Diabetes Month

Bobb Says Yes recognizes November as Diabetes month.

November is Diabetes Month

Jack Tatum worked on increasing awareness of diabetes. To facilitate this goal, he created the Ohio-based Jack Tatum Fund for Youthful Diabetes, which finances diabetes research.[3]

What is Diabetes?

Today, diabetes takes more lives than AIDS and breast cancer combined — claiming the life of 1 American every 3 minutes.

When you eat, your body turns food into sugars, or glucose. At that point, your pancreas is supposed to release insulin.

Insulin serves as a “key” to open your cells, to allow the glucose to enter — and allow you to use the glucose for energy.

But with diabetes, this system does not work.

Types of Diabetes

Type 1 Type 1 diabetes, previously called insulin-dependent diabetes mellitus (IDDM) or juvenileonset diabetes, may account for 5 percent to 10 percent of all diagnosed cases of diabetes. Risk factors are less well defined for Type 1 diabetes than for Type 2 diabetes, but autoimmune, genetic, and environmental factors are involved in the development of this type of diabetes.

Type 2 Type 2 diabetes was previously called non-insulin-dependent diabetes mellitus (NIDDM) or adult-onset diabetes. Type 2 diabetes may account for about 90 percent to 95 percent of all diagnosed cases of diabetes. Risk factors for Type 2 diabetes include older age, obesity, family history of diabetes, prior history of gestational diabetes, impaired glucose tolerance, physical inactivity, and race/ethnicity. African Americans, Hispanic/Latino Americans, American Indians, and some Asian Americans and Pacific Islanders are at particularly high risk for type 2 diabetes. Gestational diabetes develops in 2 percent to 5 percent of all pregnancies but usually disappears when a pregnancy is over. Gestational diabetes occurs more frequently in African Americans, Hispanic/Latino Americans, American Indians, and people with a family history of diabetes than in other groups. Obesity is also associated with higher risk. Women who have had gestational diabetes are at increased risk for later developing Type 2 diabetes. In some studies, nearly 40 percent of women with a history of gestational diabetes developed diabetes in the future. Other specific types of diabetes result from specific genetic syndromes, surgery, drugs, malnutrition, infections, and other illnesses. Such types of diabetes may account for 1 percent to 2 percent of all diagnosed cases of diabetes.

Diabetes Symptoms

The following symptoms of diabetes are typical. However, some people with type 2 diabetes have symptoms so mild that they go unnoticed.

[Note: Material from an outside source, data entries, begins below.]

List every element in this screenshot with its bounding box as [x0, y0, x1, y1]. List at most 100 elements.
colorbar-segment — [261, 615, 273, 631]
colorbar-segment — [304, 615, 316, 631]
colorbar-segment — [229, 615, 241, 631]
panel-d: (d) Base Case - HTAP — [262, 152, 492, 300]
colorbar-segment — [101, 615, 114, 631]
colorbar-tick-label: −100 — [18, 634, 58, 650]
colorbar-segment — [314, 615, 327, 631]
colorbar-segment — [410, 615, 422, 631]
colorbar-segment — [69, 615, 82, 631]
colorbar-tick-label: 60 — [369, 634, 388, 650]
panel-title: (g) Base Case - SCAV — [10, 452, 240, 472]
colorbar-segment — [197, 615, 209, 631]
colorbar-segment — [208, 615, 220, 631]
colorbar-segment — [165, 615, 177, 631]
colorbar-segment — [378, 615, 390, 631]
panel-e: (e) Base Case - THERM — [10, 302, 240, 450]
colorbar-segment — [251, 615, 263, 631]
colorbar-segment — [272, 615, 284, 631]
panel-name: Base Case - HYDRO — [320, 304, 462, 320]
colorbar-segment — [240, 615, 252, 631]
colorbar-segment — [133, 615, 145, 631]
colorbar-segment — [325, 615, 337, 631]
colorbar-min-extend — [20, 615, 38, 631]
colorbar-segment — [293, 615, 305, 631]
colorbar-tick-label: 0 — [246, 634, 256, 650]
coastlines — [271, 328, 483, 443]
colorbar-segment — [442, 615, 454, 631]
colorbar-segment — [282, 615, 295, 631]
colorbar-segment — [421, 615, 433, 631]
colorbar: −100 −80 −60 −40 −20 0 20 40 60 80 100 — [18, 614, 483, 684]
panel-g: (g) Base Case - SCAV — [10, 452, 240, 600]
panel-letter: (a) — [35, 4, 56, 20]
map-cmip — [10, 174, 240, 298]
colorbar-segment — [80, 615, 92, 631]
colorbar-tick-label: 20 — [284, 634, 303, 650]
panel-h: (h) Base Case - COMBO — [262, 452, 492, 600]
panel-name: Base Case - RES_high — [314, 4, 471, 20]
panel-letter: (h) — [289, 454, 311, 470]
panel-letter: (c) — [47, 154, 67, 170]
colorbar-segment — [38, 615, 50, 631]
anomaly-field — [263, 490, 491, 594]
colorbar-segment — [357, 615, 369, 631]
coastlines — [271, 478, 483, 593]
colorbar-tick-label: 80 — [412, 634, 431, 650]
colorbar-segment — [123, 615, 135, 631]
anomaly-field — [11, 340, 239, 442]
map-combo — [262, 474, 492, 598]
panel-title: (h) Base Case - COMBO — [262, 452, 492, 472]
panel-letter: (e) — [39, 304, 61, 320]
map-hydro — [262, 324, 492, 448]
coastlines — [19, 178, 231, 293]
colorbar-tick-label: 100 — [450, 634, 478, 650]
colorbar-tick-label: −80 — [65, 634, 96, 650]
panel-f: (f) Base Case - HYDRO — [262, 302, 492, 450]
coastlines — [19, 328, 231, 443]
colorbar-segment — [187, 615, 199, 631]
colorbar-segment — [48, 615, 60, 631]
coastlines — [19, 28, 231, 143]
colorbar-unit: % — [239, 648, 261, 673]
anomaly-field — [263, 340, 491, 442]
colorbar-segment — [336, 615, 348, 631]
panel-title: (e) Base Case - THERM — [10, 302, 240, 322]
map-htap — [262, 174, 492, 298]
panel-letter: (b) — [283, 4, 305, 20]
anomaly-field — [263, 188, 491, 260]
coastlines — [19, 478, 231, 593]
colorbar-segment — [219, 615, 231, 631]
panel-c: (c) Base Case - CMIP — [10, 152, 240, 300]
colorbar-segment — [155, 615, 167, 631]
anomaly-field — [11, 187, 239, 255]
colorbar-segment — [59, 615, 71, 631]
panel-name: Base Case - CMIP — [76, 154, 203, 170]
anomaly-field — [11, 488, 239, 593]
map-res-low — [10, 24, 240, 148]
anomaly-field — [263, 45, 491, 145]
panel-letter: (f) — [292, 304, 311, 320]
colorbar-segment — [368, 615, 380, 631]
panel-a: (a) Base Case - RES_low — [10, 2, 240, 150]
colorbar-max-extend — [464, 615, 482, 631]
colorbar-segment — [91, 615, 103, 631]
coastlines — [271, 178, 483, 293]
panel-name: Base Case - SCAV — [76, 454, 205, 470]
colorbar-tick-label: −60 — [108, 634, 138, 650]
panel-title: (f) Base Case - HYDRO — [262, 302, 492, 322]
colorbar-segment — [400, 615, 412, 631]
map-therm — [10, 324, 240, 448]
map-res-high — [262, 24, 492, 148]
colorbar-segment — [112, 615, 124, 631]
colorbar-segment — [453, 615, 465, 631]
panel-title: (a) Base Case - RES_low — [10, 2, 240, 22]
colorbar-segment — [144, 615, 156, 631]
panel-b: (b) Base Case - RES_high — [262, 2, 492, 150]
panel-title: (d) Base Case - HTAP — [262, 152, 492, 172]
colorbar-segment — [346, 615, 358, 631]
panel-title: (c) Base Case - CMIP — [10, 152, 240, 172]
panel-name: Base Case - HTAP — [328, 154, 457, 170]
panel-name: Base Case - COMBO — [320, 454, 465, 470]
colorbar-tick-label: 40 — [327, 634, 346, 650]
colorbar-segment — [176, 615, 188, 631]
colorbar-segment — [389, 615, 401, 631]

Common symptoms of diabetes:

  • Urinating often
  • Feeling very thirsty
  • Feeling very hungry – even though you are eating
  • Extreme fatigue
  • Blurry vision
  • Cuts/bruises that are slow to heal
  • Weight loss – even though you are eating more (type 1)
  • Tingling, pain, or numbness in the hands/feet (type 2)
  • Sexual response problems/slow healing wounds

Early detection and treatment of diabetes can decrease the risk of developing the complications of diabetes.